Through this all I wanted was for it to be over and me to be over it and happy again. No such luck. God has His plans and His purposes and He knows what they are better than we do and is not predisposed to tell us at all. That's why it's called faith. My faith had been wounded and until I made the decision to put my trust (faith) back in Him, I wasn't going anywhere but deeper and darker.
I am also a believer that God can use whatever or whomever He can or wants to and that whatever or whomever doesn't need the worlds (the Christian world) stamp of approval to do so. God had put in me a deep sense of faith. I said it was wounded not destroyed. Nothing can destroy your faith in God but you. Through out the whole thing I knew God was the only one who could bring me out of it.

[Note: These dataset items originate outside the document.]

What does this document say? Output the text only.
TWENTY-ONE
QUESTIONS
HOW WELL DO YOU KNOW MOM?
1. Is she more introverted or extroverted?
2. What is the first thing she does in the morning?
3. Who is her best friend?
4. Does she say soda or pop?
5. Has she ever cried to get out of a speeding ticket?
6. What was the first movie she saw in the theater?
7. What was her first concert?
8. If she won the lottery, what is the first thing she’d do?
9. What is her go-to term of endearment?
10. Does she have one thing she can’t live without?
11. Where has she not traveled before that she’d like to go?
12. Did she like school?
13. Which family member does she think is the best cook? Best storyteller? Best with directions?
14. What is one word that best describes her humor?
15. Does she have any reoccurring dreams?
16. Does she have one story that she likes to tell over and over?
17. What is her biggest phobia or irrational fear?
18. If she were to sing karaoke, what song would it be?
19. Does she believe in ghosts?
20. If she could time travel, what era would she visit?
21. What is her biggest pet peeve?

Not being involved with ministry so much, I was allowing myself some much needed enjoyments such as reading books that I was interested in. One of these books was an memoir by heavy metal legend Dee Snider. He is the lead singer for the band Twisted Sister.
When I entered high school, I was sorta taken in by the local metal heads. With this group I felt I fit in and heavy metal became my style of music. One of the guys gave me my first copies of some heavy metal music and one of those was Twisted Sister, so I have been a pseudo fan ever since.

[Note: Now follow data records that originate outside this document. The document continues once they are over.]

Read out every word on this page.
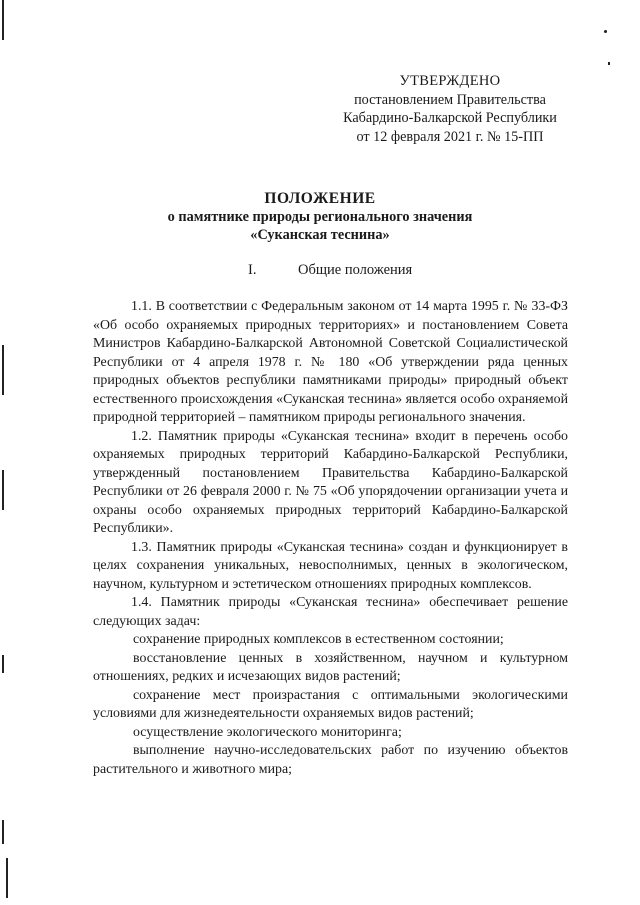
УТВЕРЖДЕНО
постановлением Правительства
Кабардино-Балкарской Республики
от 12 февраля 2021 г. № 15-ПП
ПОЛОЖЕНИЕ
о памятнике природы регионального значения
«Суканская теснина»
I.	Общие положения

1.1. В соответствии с Федеральным законом от 14 марта 1995 г. № 33-ФЗ «Об особо охраняемых природных территориях» и постановлением Совета Министров Кабардино-Балкарской Автономной Советской Социалистической Республики от 4 апреля 1978 г. № 180 «Об утверждении ряда ценных природных объектов республики памятниками природы» природный объект естественного происхождения «Суканская теснина» является особо охраняемой природной территорией – памятником природы регионального значения.

1.2. Памятник природы «Суканская теснина» входит в перечень особо охраняемых природных территорий Кабардино-Балкарской Республики, утвержденный постановлением Правительства Кабардино-Балкарской Республики от 26 февраля 2000 г. № 75 «Об упорядочении организации учета и охраны особо охраняемых природных территорий Кабардино-Балкарской Республики».

1.3. Памятник природы «Суканская теснина» создан и функционирует в целях сохранения уникальных, невосполнимых, ценных в экологическом, научном, культурном и эстетическом отношениях природных комплексов.

1.4. Памятник природы «Суканская теснина» обеспечивает решение следующих задач:

сохранение природных комплексов в естественном состоянии;

восстановление ценных в хозяйственном, научном и культурном отношениях, редких и исчезающих видов растений;

сохранение мест произрастания с оптимальными экологическими условиями для жизнедеятельности охраняемых видов растений;

осуществление экологического мониторинга;

выполнение научно-исследовательских работ по изучению объектов растительного и животного мира;
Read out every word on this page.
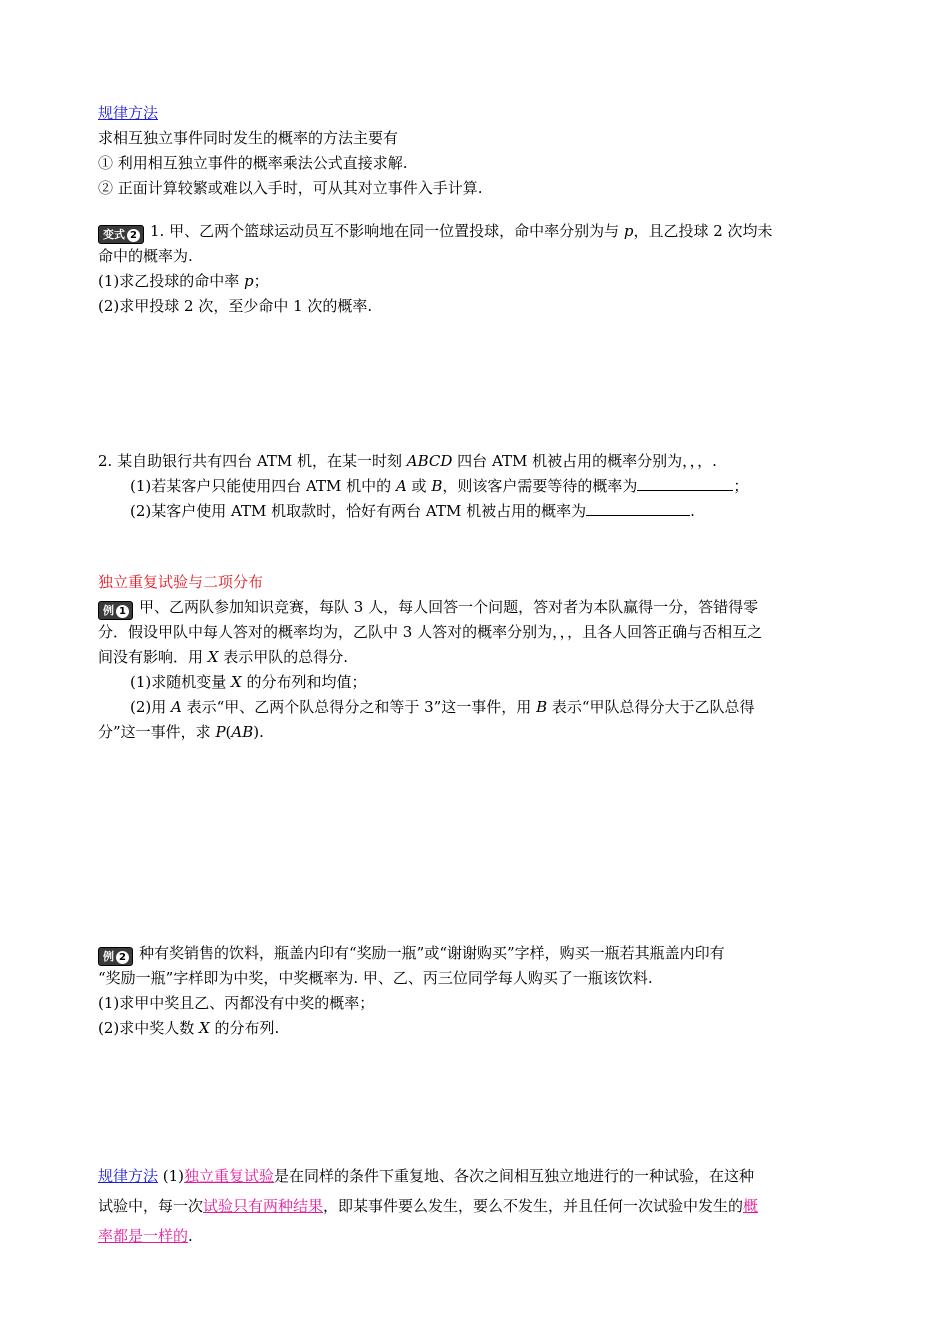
规律方法
求相互独立事件同时发生的概率的方法主要有
① 利用相互独立事件的概率乘法公式直接求解.
② 正面计算较繁或难以入手时，可从其对立事件入手计算.
变式 2 1. 甲、乙两个篮球运动员互不影响地在同一位置投球，命中率分别为与 p，且乙投球 2 次均未
命中的概率为.
(1)求乙投球的命中率 p；
(2)求甲投球 2 次，至少命中 1 次的概率.
2. 某自助银行共有四台 ATM 机，在某一时刻 ABCD 四台 ATM 机被占用的概率分别为，，，.
(1)若某客户只能使用四台 ATM 机中的 A 或 B，则该客户需要等待的概率为	；
(2)某客户使用 ATM 机取款时，恰好有两台 ATM 机被占用的概率为	.
独立重复试验与二项分布
例 1 甲、乙两队参加知识竞赛，每队 3 人，每人回答一个问题，答对者为本队赢得一分，答错得零
分．假设甲队中每人答对的概率均为，乙队中 3 人答对的概率分别为，，，且各人回答正确与否相互之
间没有影响．用 X 表示甲队的总得分.
(1)求随机变量 X 的分布列和均值；
(2)用 A 表示“甲、乙两个队总得分之和等于 3”这一事件，用 B 表示“甲队总得分大于乙队总得
分”这一事件，求 P(AB).
例 2 种有奖销售的饮料，瓶盖内印有“奖励一瓶”或“谢谢购买”字样，购买一瓶若其瓶盖内印有
“奖励一瓶”字样即为中奖，中奖概率为. 甲、乙、丙三位同学每人购买了一瓶该饮料.
(1)求甲中奖且乙、丙都没有中奖的概率；
(2)求中奖人数 X 的分布列.
规律方法 (1)独立重复试验是在同样的条件下重复地、各次之间相互独立地进行的一种试验，在这种
试验中，每一次试验只有两种结果，即某事件要么发生，要么不发生，并且任何一次试验中发生的概
率都是一样的.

Dee Snider's memoir was truly inspirational. He gives his account of going after his dream of being a rock star and the years of failures and struggles it took to make it to the apex of that dream and then the decent into losing everything he had worked for, yet never stopping or never giving up. In a way, I could relate his story to my life. I already had this deep sense of not giving up (despite wanting to and even actually doing it to an extent) and reading Dee Snider's book helped sharpen that and strengthen that in a way no one else could.
Here's what I think you need to know from that. God can use anyone or anything. You have be discerning and God seeking to know what or who he is using and who he is not.
As I said, I knew God was and is the only person who could see me totally through this hell and He is the only one who can see you totally through whatever you may be facing. My path was with God and Dee Snider.